= Ignac Fogelman =

Nuclear medicine researcher (1948-2016)

Ignac Fogelman (1948–5 July 2016) was a professor of Nuclear Medicine at King’s College London, Honorary Consultant Physician at Guy’s and St Thomas’ NHS Trust, and Director of the Osteoporosis Screening & Research Unit at Guy’s Hospital. He was born in 1948 in Germany and died on 5 July 2016 in the United Kingdom. He is known as the father of bone imaging by some researchers and academics.

== Career ==
Fogelman obtained an MD degree at the Medicine Department of the Glasgow Royal Infirmary in Scotland, where he worked with Dr Iain Boyle and Dr Rodney Bessent.
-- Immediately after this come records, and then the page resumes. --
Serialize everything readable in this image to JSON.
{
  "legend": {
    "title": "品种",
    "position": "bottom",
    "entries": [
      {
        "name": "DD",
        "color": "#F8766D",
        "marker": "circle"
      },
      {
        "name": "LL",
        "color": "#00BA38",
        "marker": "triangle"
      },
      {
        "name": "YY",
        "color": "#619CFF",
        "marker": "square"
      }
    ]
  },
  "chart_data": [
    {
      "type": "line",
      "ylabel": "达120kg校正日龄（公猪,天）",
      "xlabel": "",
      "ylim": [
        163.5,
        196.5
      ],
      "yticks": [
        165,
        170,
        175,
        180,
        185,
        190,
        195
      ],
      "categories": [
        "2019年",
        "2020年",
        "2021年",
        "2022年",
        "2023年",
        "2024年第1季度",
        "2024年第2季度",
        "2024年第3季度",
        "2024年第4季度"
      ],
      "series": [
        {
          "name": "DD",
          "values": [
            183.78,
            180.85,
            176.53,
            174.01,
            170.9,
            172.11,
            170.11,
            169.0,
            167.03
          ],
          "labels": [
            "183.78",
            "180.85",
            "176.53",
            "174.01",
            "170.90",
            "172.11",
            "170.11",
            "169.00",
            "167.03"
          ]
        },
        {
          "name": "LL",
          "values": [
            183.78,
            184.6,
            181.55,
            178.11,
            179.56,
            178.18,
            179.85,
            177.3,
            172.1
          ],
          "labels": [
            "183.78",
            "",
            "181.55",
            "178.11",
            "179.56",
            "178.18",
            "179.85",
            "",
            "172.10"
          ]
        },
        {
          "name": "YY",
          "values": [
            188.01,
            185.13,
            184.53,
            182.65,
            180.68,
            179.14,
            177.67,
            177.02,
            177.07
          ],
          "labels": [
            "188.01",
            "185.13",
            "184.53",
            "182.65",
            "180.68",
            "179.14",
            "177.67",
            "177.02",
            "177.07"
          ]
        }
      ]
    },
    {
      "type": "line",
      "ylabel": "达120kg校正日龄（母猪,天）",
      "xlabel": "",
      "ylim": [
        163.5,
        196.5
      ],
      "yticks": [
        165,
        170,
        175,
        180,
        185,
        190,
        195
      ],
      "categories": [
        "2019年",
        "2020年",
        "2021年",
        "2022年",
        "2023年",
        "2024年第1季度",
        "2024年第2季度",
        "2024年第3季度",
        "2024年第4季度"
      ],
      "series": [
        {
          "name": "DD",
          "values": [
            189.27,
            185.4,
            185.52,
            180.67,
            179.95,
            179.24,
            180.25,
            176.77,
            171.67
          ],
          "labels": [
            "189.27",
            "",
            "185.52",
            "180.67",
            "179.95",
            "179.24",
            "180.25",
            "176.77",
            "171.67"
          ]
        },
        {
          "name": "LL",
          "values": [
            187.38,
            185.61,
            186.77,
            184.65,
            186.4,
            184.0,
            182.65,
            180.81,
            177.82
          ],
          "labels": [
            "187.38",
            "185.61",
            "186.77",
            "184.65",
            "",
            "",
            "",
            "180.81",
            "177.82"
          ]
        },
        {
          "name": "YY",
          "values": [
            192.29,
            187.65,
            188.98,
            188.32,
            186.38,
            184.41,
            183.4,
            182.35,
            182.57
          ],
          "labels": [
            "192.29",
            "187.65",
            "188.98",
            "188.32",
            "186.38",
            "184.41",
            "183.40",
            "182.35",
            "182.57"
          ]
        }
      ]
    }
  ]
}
His research interests included, but were not limited to, evaluation and development of techniques for the assessment of bone mineral density, mainly using dual-photon absorptiometry (DPA) and dual-energy x-ray absorptiometry (DXA) scanners.

He was appointed as a Consultant Physician in the Nuclear Medicine Department at Guy’s Hospital in 1983. He set-up the first osteoporosis-related bone screening service in the UK. He started working at King's College London (KCL) during mid-1992 until he died. He became a full professor in 1996. He retired from NHS in 2015.

Ignac was also a former board member and trustee of National Osteoporosis Society. He also chaired the board of examiners for masters course in Nuclear Medicine at KCL.

== Books and publications ==
He started publishing research his work during 1977, and published more than 500 scientific documents during his career with over 18,700 citations. According to Scopus, he has an h-index of 67 as for mid-2020. He contributed to 15 books throughout his career. His most successful book is the "Atlas of Clinical Nuclear Medicine", which is most widely used in the world of nuclear medicine.

== Selected books ==

- 1996: Skeletal nuclear medicine, edited by David Collier, Ignac Fogelman, Leonard Rosenthall.
- 1998: Evaluation Of Osteoporosis, edited by Glen M Blake, Heinz W Wahner, Ignac Fogelman.
- 2000: An Atlas of Planar and SPECT Bone Scans, edited by David D Collier, Ignac Fogelman, Lawrence E Holder
- 2012: Bone Scanning in Clinical Practice, edited by Ignac Fogelman.
- 2013: Radionuclide and Hybrid Bone Imaging, edited by Ignac Fogelman, Gopinath Gnanasegaran, Hans van der Wal.
- 2014: Atlas of Clinical Nuclear Medicine, Third Edition edited by Ignac Fogelman, Susan Clarke, Gary Cook, Gopinath Gnanasegaran.

== Awards ==
- 2005: Vikram Sarabhai Oration Award by the Society of Nuclear Medicine of India.
- 2014: Sir Godfrey Hounsfield Memorial Award by the British Institute of Radiology (BIR).
- 2015: Invited to present the Dent Lecture by the Bone Research Society (BRS).
- 2017: The Roll of Honour award by the British Nuclear Medicine Society (BNMS).

== Personal life ==
Ignac married Coral in 1974 and had two children, and grandchildren. He had a keen personal interest in food, wine, theatre, opera, art exhibitions, perfumes, reading novels, and he spoke many languages.